Autismo e deficiência, ponto instigante e polêmico que abordamos com muito cuidado no curso de especialização no IEC, denominado Abordagem psicanalítica do autismo e suas conexões. Nesse curso, a psicanálise conversa com vários outros campos de saber que se ocupam do autismo refletindo criticamente sobre todos os achados contemporâneos da ciência e mostrando o que a psicanálise pode fazer. Nesse contexto, é preciso relativizar a noção de deficiência, e esse é o meu convite a vocês já que, de um modo geral, o autista é tratado como deficiente no próprio documento brasileiro sancionado no final do governo Dilma, chamado de “Linhas de cuidado do portador do TEA (Transtorno do Espectro Autista)", que orienta todas a políticas públicas brasileiras sobre o autismo, incluindo-o no campo das deficiências, entre várias outras. Vale ressaltar aqui que esta orientação constante nas linhas de cuidado surge para garantir, legal e juridicamente, direitos dos quais o autista seria privado caso não se inscrevesse na forma de deficiência. Um exemplo é o direito ao acompanhamento de um monitor na escola.

Voltando ao meu convite. Por que eu digo que devemos relativizar esse conceito? Antes de mais nada, é preciso colocar que toda e qualquer deficiência precisa ser avaliada de maneira singular e que isso não impede a pessoa que a possui tenha  inúmeras qualidades, conhecimentos adquiridos, entre outras características.  
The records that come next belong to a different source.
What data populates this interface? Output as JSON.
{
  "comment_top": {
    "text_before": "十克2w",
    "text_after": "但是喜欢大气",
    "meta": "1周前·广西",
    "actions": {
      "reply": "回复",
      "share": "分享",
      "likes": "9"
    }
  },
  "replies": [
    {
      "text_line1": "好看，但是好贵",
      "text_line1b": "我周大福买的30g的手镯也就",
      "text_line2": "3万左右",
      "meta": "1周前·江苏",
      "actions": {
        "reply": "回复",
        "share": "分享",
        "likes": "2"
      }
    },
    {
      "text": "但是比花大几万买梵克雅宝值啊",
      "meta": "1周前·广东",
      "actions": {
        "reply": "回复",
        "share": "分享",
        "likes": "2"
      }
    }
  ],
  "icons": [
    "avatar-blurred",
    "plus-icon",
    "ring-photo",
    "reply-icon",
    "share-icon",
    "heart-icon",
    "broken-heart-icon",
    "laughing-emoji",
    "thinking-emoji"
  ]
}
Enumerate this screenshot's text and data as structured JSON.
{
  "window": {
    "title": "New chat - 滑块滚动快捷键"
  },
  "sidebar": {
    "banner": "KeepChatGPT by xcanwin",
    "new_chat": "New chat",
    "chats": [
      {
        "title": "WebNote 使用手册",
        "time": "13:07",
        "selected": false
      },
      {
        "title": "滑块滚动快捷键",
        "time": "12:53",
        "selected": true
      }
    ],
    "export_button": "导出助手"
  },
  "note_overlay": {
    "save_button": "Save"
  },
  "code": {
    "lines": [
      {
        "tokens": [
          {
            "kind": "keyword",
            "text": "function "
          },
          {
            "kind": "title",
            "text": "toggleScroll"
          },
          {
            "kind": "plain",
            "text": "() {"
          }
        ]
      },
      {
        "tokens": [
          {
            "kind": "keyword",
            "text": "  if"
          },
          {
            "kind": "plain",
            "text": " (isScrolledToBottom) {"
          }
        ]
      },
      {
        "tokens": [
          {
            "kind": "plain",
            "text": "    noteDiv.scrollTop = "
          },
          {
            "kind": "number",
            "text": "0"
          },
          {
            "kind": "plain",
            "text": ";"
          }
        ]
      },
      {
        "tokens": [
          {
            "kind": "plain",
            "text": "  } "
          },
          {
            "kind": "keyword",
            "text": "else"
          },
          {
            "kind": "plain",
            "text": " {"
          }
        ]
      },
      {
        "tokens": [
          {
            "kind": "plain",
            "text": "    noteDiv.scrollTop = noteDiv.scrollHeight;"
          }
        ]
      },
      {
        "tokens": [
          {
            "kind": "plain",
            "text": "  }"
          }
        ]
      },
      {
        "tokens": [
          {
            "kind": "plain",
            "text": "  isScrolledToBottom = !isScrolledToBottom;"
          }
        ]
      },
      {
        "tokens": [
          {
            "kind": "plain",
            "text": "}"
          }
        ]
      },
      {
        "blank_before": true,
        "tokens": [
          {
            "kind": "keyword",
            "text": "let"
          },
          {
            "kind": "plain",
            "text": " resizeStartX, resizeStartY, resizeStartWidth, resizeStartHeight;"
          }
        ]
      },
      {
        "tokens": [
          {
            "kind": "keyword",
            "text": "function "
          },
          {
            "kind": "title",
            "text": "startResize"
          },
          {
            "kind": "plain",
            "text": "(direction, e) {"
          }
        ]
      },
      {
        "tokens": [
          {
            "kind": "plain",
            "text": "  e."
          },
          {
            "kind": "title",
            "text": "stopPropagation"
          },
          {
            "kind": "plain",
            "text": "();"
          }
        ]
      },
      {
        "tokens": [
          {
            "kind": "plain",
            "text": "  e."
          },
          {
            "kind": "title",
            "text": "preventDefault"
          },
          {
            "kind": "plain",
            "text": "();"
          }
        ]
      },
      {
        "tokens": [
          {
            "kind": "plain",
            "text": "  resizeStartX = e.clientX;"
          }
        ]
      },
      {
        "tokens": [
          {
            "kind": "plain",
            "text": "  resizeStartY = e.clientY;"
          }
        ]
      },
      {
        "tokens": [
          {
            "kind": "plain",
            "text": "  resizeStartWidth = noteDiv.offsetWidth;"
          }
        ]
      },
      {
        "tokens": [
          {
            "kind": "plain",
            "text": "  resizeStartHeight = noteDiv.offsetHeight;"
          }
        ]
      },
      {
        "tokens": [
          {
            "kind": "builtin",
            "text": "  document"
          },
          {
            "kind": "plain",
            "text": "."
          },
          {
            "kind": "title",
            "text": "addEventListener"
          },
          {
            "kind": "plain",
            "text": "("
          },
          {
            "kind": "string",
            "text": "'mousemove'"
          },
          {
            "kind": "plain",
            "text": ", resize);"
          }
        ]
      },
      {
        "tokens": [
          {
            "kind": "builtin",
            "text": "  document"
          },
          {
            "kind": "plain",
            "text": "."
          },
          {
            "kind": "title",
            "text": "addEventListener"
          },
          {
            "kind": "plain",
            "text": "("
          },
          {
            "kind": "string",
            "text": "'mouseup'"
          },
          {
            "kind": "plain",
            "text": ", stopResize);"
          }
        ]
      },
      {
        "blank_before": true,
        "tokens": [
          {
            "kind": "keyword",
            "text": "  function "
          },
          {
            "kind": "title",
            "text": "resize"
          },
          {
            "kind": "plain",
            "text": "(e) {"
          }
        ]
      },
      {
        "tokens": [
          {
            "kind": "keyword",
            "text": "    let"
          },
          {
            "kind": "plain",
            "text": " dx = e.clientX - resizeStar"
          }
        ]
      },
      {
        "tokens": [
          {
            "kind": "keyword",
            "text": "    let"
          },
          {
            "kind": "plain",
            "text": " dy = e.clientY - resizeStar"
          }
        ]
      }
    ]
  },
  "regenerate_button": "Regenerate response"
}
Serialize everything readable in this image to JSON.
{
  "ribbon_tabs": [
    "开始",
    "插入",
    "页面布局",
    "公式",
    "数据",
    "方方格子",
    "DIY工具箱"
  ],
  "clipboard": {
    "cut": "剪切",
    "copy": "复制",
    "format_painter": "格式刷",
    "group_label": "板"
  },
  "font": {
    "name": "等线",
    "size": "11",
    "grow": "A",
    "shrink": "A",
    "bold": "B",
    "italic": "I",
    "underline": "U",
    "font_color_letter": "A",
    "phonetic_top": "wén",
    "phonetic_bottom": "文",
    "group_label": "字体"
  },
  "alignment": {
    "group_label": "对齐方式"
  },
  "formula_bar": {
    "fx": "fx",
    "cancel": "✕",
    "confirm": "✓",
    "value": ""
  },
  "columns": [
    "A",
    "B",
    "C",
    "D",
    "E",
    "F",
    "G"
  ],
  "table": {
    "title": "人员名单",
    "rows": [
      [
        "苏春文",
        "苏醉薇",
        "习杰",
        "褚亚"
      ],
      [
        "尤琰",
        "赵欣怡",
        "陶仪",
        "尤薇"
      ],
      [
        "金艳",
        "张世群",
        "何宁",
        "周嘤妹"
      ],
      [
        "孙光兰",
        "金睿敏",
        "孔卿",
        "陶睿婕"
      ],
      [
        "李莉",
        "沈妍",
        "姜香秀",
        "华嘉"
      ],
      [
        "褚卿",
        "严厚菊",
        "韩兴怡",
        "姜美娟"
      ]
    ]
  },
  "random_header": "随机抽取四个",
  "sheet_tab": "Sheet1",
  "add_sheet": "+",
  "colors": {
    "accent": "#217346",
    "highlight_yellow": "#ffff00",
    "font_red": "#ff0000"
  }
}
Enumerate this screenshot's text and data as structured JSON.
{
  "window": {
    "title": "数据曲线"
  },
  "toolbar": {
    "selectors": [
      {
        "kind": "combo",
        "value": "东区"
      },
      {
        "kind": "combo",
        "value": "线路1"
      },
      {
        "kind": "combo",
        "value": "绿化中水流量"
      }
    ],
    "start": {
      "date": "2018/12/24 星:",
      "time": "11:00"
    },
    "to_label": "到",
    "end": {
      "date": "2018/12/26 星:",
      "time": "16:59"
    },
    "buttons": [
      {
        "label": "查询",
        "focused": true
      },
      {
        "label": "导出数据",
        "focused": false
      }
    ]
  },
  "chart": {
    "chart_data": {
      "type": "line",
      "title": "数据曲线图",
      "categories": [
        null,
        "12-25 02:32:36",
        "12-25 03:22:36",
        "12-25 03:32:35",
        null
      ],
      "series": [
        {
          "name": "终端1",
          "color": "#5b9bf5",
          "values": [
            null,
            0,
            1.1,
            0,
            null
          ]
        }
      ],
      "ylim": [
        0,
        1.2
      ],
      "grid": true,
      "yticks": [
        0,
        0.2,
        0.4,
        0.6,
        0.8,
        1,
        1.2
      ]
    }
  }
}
Bom, se tomarmos a média padrão de vários comportamentos e aquisições do desenvolvimento de uma criança, por exemplo, a cognição, a comunicação, a linguagem, a socialização... Dentro de um referencial padrão, de fato, o autista não corresponde, muitas vezes, a esse padrão preestabelecido. No entanto, ao conhecer os autistas e o que eles nos ensinam cotidianamente, observa-se que eles são capazes de muita coisa, sendo possuidores de habilidades específicas muito bem desenvolvidas em algumas áreas. E que, por vezes, eles conseguem uma produtividade de sucesso em várias áreas da vida em níveis muito maiores do que aqueles que estão na faixa padrão do desenvolvimento.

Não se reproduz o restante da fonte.